Consider this list of Fibonacci numbers: 0, 1, 1, 2, 3, 5, 8, 13, 21, 34, 55, 89, 144, 233, 377, 610, 987, 1597, 2584, 4181, 6765, 10946, 17711, 28657, 46368, 75025, 121393, 196418, 317811
Looking at this again to find the even numbers: 0, 1, 1, 2, 3, 5, 8, 13, 21, 34, 55, 89, 144, 233, 377, 610, 987, 1597, 2584, 4181, 6765, 10946, 17711, 28657, 46368, 75025, 121393, 196418, 317811
This seems like a trivial proof by induction and case analysis. Basically, there are 3 cases:
- "Index" is divisible by 1: odd + odd
- "Index" is divisible by 2: odd + even
- "Index is divisible by 3: even + odd
I assume that I can use $f(4) = f(2) + f(3) = 1 + 1 = 2$, $f(5) = f(3) + f(4) = 1 + 2 = 3$, and $f(6) = f(4) + f(5) = 2 + 3 = 5$ as the base case.
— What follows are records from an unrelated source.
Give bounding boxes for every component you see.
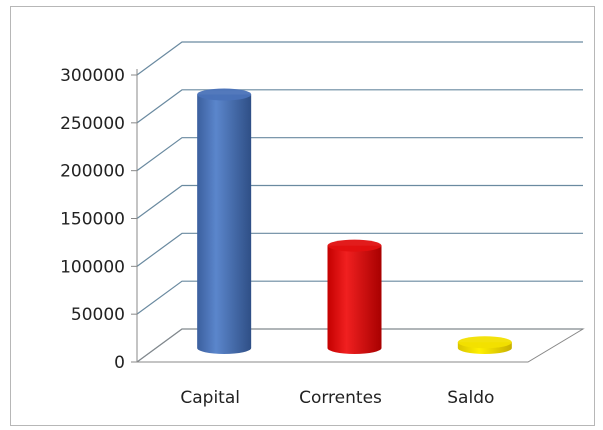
axes <box>131 69 585 363</box>
gridline <box>136 184 583 219</box>
y-tick-label: 50000 <box>71 305 125 325</box>
gridline <box>136 41 583 76</box>
bars <box>197 88 512 354</box>
x-tick-label: Correntes <box>299 388 382 408</box>
x-tick-label: Capital <box>180 388 240 408</box>
gridline <box>136 280 583 315</box>
bar-correntes-top <box>327 239 382 252</box>
gridline <box>136 232 583 267</box>
y-tick-label: 200000 <box>60 162 125 182</box>
chart-frame <box>10 6 595 426</box>
y-tick-label: 0 <box>114 353 125 373</box>
x-tick-label: Saldo <box>447 388 494 408</box>
bar-capital-top <box>197 88 252 101</box>
gridline <box>136 89 583 124</box>
y-tick-label: 100000 <box>60 257 125 277</box>
bar-correntes <box>327 245 382 354</box>
bar-saldo-top <box>457 336 512 349</box>
y-tick-label: 150000 <box>60 210 125 230</box>
gridline <box>136 137 583 172</box>
y-tick-label: 300000 <box>60 66 125 86</box>
bar-capital <box>197 94 252 354</box>
y-tick-label: 250000 <box>60 114 125 134</box>
labels: 0 50000 100000 150000 200000 250000 300000 Capi… <box>60 66 494 408</box>
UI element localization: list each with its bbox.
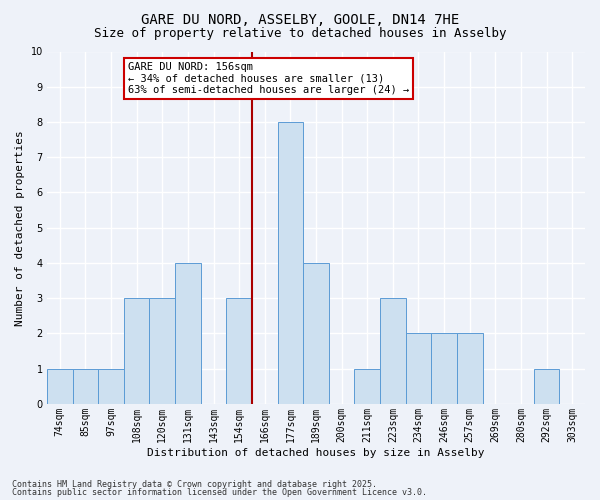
Bar — [406, 334, 431, 404]
Bar — [47, 368, 73, 404]
Bar — [175, 263, 200, 404]
Bar — [355, 368, 380, 404]
Bar — [534, 368, 559, 404]
Bar — [226, 298, 252, 404]
Bar — [278, 122, 303, 404]
Text: GARE DU NORD, ASSELBY, GOOLE, DN14 7HE: GARE DU NORD, ASSELBY, GOOLE, DN14 7HE — [141, 12, 459, 26]
Text: Contains public sector information licensed under the Open Government Licence v3: Contains public sector information licen… — [12, 488, 427, 497]
Text: GARE DU NORD: 156sqm
← 34% of detached houses are smaller (13)
63% of semi-detac: GARE DU NORD: 156sqm ← 34% of detached h… — [128, 62, 409, 96]
X-axis label: Distribution of detached houses by size in Asselby: Distribution of detached houses by size … — [147, 448, 485, 458]
Bar — [73, 368, 98, 404]
Bar — [303, 263, 329, 404]
Bar — [457, 334, 482, 404]
Bar — [124, 298, 149, 404]
Bar — [149, 298, 175, 404]
Bar — [380, 298, 406, 404]
Bar — [431, 334, 457, 404]
Y-axis label: Number of detached properties: Number of detached properties — [15, 130, 25, 326]
Text: Size of property relative to detached houses in Asselby: Size of property relative to detached ho… — [94, 28, 506, 40]
Text: Contains HM Land Registry data © Crown copyright and database right 2025.: Contains HM Land Registry data © Crown c… — [12, 480, 377, 489]
Bar — [98, 368, 124, 404]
I'm struggling with how to formulate the inductive case at that point, though; can someone help me do that? (I'm trying to formalize what I said above).
Best Answer
Try formulating the induction step like this:
$$ \begin{align}\Phi(n) = & \text{$f(3n)$ is even ${\bf and}$}\\ & \text{$f(3n + 1)$ is odd ${\bf and}$}\\ & \text{$f(3n+2)$ is odd. } \end{align}$$
Then use induction to prove that $\Phi(n)$ is true for all $n$. The base case $\Phi(0)$ is as easy as usual; it's just $\text{“$0$ is even and $1$ is odd and $1$ is odd”}$.